The evil character encoding in Python 2

Source: Internet
Author: User

Python2 if the file exists in Chinese, you must specify #-*-Coding:utf8-*-or #coding:utf8, otherwise you will get an error. Then why is this?

We know that in the early days of computer development, the computer can only recognize letters, numbers and some basic symbols, which use 8-bit storage space to store all the content, that is, 2^8=256 a different result, this is the ASCII code. In the circumstances, and did not think of the future expansion of other languages, with the continuous development of computer use more and more widely, using 8-bit storage space has long been unable to meet people's daily needs, so the Unicode (universal code) was born. As the name implies, Unicode contains all the different languages of all countries, and its storage space is increased from 8 bits of storage space to at least 16 bits of storage space, that is, at least 2^16=65536 different results, which is enough to meet the daily needs of people, which is precisely the character encoding used in Python2, However, the problem followed, if the initial use of ASCII character encoding to save the number 1, then it is stored in 0000001, and the use of Unicode to save the number 1, then the storage method is expanded to 00000000 00000001, although the data stored there is no problem, But it will waste a lot of space in vain. Smart people have invented UTF-8, GBK, GB2312 and other character encodings for Unicode, which are further optimized for Unicode encoding, which are all at the same level of character encoding. in the case of UTF-8 character encoding, which can satisfy the encoding of ASCII characters (numbers, characters, letters) are stored in 8-bit storage space, when the European text is encountered will choose 16-bit storage for storage, that is, two bytes of storage, when encountered Chinese characters will use 24-bit storage space storage, That is, three bytes of storage. As you can see,UTF-8, GBK and so on are compared to Unicode it is an optimization, for storing different text, using different storage space digits.
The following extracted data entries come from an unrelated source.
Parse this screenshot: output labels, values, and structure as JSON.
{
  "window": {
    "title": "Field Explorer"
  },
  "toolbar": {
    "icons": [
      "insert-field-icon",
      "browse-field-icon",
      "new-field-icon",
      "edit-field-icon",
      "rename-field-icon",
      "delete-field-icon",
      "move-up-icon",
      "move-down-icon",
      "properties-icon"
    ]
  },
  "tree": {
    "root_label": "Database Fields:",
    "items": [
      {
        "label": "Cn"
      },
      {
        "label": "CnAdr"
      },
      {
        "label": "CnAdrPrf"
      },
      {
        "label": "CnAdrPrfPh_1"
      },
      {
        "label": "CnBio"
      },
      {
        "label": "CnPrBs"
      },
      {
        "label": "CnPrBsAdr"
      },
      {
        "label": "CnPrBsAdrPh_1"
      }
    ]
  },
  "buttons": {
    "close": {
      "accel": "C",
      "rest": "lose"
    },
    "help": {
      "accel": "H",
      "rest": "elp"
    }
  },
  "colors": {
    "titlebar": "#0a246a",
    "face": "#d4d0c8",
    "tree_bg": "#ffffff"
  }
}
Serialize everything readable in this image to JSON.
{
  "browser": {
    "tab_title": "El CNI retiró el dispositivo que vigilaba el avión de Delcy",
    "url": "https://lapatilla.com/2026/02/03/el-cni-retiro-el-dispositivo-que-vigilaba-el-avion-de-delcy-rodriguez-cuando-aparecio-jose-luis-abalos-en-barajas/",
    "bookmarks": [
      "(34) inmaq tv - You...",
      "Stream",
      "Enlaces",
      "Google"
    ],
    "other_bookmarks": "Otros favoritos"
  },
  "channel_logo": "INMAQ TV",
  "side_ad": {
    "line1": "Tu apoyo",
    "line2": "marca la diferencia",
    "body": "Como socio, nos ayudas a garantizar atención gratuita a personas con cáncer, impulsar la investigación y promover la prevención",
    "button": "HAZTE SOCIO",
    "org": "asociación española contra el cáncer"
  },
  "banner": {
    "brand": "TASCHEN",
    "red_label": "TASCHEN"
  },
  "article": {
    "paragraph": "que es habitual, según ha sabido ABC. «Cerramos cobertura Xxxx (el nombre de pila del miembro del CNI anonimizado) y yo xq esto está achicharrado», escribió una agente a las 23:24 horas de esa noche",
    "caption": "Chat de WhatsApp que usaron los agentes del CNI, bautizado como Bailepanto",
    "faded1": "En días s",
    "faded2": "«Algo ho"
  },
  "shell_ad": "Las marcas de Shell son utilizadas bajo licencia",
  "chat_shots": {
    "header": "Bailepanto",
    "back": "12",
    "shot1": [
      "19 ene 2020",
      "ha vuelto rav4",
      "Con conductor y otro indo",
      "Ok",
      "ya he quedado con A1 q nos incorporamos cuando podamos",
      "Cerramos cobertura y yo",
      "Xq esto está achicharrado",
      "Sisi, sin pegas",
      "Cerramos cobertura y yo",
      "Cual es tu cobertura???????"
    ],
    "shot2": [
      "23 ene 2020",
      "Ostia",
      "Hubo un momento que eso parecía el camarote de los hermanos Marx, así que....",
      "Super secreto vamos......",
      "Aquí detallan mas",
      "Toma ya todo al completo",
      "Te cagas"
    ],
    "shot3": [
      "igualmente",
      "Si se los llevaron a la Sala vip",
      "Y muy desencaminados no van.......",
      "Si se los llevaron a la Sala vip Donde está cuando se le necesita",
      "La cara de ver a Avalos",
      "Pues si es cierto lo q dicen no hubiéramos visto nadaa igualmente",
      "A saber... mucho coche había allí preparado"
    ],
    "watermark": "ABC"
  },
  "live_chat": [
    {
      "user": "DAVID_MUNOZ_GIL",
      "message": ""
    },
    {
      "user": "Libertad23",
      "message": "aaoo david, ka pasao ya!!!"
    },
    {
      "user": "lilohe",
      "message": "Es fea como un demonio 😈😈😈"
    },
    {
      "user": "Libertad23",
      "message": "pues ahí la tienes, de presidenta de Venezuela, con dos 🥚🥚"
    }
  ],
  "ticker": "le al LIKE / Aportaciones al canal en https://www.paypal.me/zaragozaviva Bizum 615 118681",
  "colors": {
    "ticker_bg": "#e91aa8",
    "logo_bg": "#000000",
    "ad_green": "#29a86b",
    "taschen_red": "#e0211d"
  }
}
From the above, in the Python2 file start to explicitly specify the character encoding, if you do not specify the system will directly error, and this involves the conversion of character encoding problem: when the conversion from UTF-8 character encoding to GBK character encoding is not able to directly convert, The Decode method needs to be decoded from the UTF-8 encoding, when the character encoding is converted to Unicode, and then the Unicode encoding is encoded using the Encode method and converted to GBK character encoding. the reason that Python2 character encoding is a headache, refers to the UTF-8 sibling character encoding conversion GBK sibling character encoding, need to use Unicode character encoding for conversion. Reference

  

By default, the UTF-8 character encoding is specified globally in Python3, even if no character encoding setting is specified, the printout is normal, and there is no need for decoding operations in Python, but encoding is still required.
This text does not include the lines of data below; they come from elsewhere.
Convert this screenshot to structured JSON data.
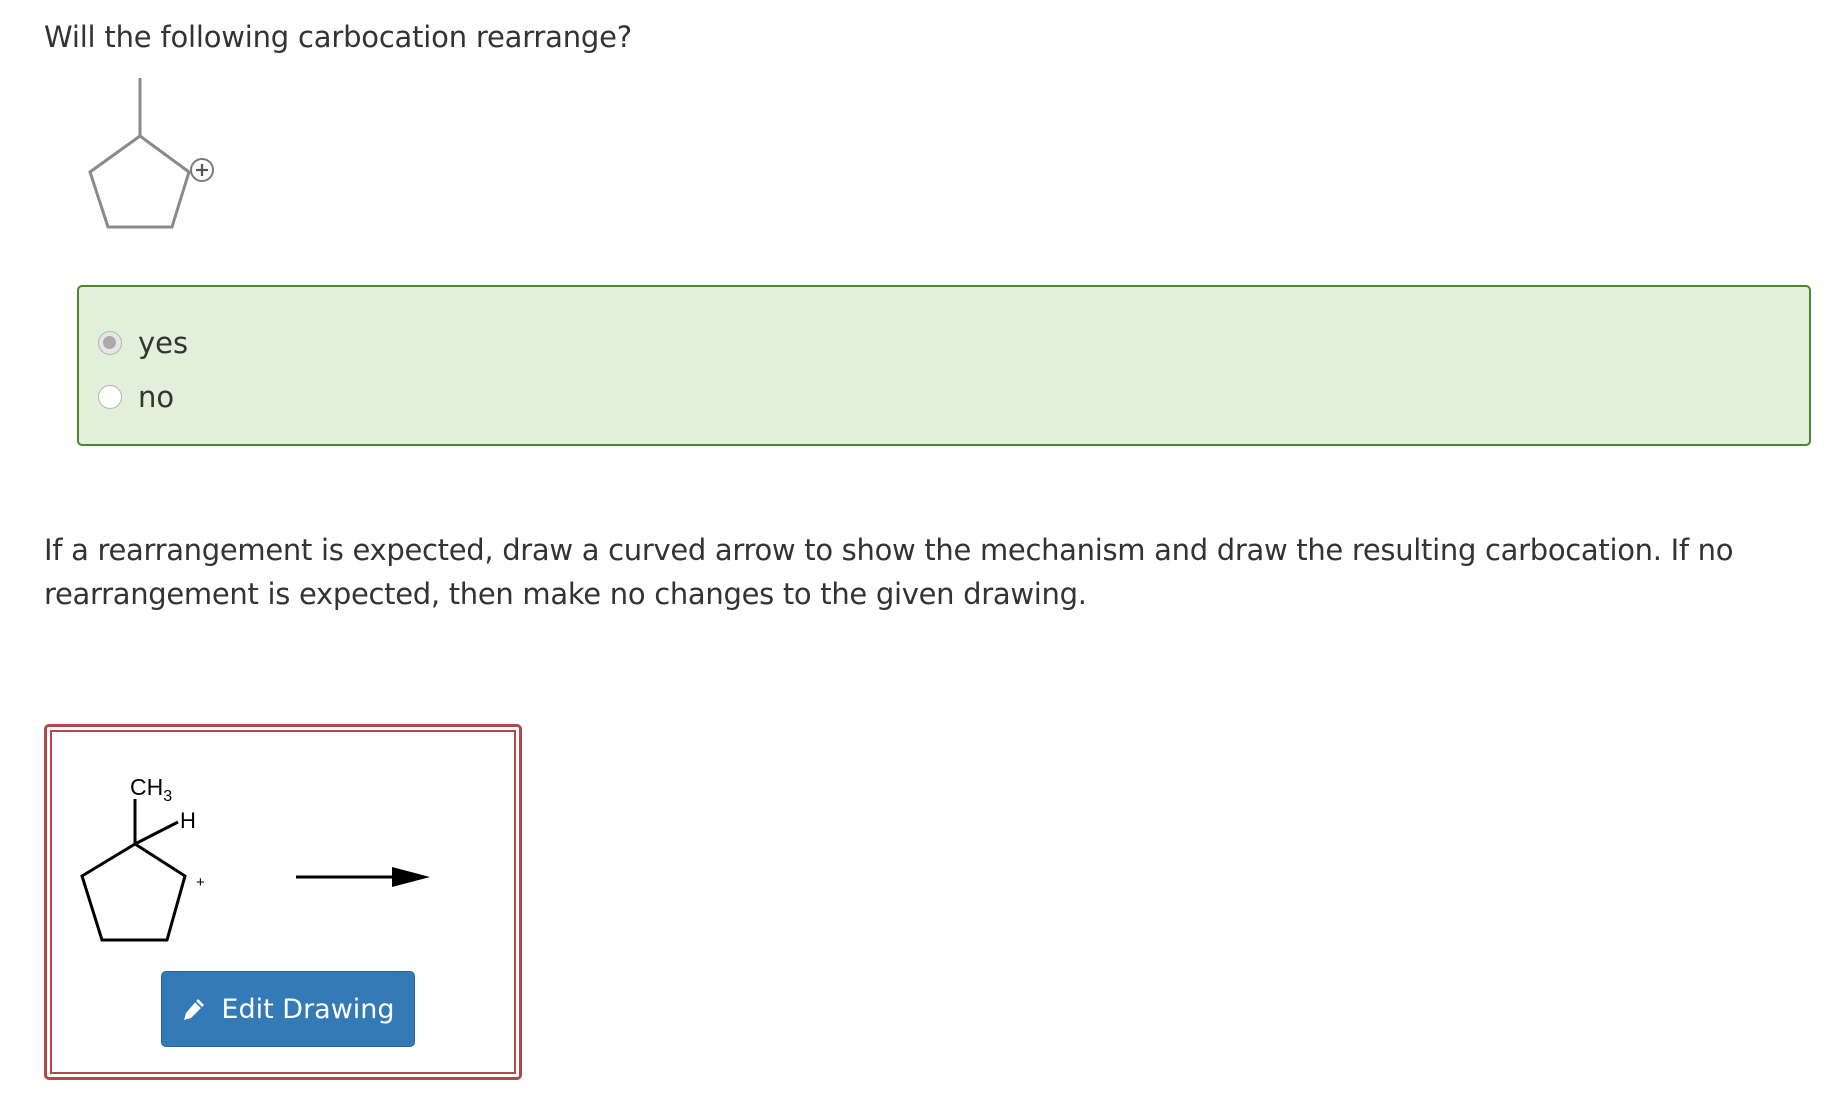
{
  "question": {
    "text": "Will the following carbocation rearrange?"
  },
  "molecule": {
    "charge_symbol": "+"
  },
  "choices": {
    "options": [
      {
        "label": "yes",
        "selected": true
      },
      {
        "label": "no",
        "selected": false
      }
    ],
    "correct_color": "#e2efdb",
    "correct_border": "#4c8533"
  },
  "instructions": {
    "text": "If a rearrangement is expected, draw a curved arrow to show the mechanism and draw the resulting carbocation. If no rearrangement is expected, then make no changes to the given drawing."
  },
  "drawing": {
    "methyl_label": "CH3",
    "methyl_main": "CH",
    "methyl_subscript": "3",
    "hydrogen_label": "H",
    "charge_symbol": "+",
    "border_color": "#b04a4a",
    "edit_button": {
      "label": "Edit Drawing",
      "icon": "pencil-icon",
      "color": "#337ab7"
    }
  }
}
Summary: If you need to convert between different character encodings in Python2, you need to use Unicode to do this, and you cannot convert between different character encodings, which is optimized in Python3, and all character encodings are set to UTF-8 by default. Completely solved because of the character coding headache problem.

The evil character encoding in Python 2

Contact Us

The content source of this page is from Internet, which doesn't represent Alibaba Cloud's opinion; products and services mentioned on that page don't have any relationship with Alibaba Cloud. If the content of the page makes you feel confusing, please write us an email, we will handle the problem within 5 days after receiving your email.
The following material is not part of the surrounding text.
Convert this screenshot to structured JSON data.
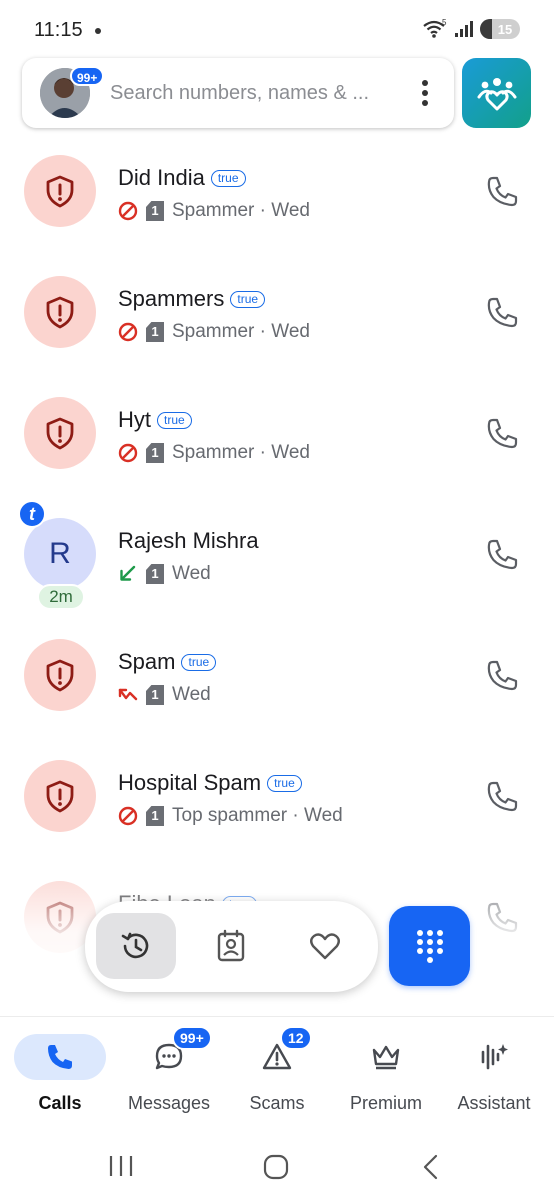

If you find any instances of plagiarism from the community, please send an email to: info-contact@alibabacloud.com and provide relevant evidence. A staff member will contact you within 5 working days.

A Free Trial That Lets You Build Big!

Start building with 50+ products and up to 12 months usage for Elastic Compute Service

  • Sales Support

    1 on 1 presale consultation

  • After-Sales Support

    24/7 Technical Support 6 Free Tickets per Quarter Faster Response

  • Alibaba Cloud offers highly flexible support services tailored to meet your exact needs.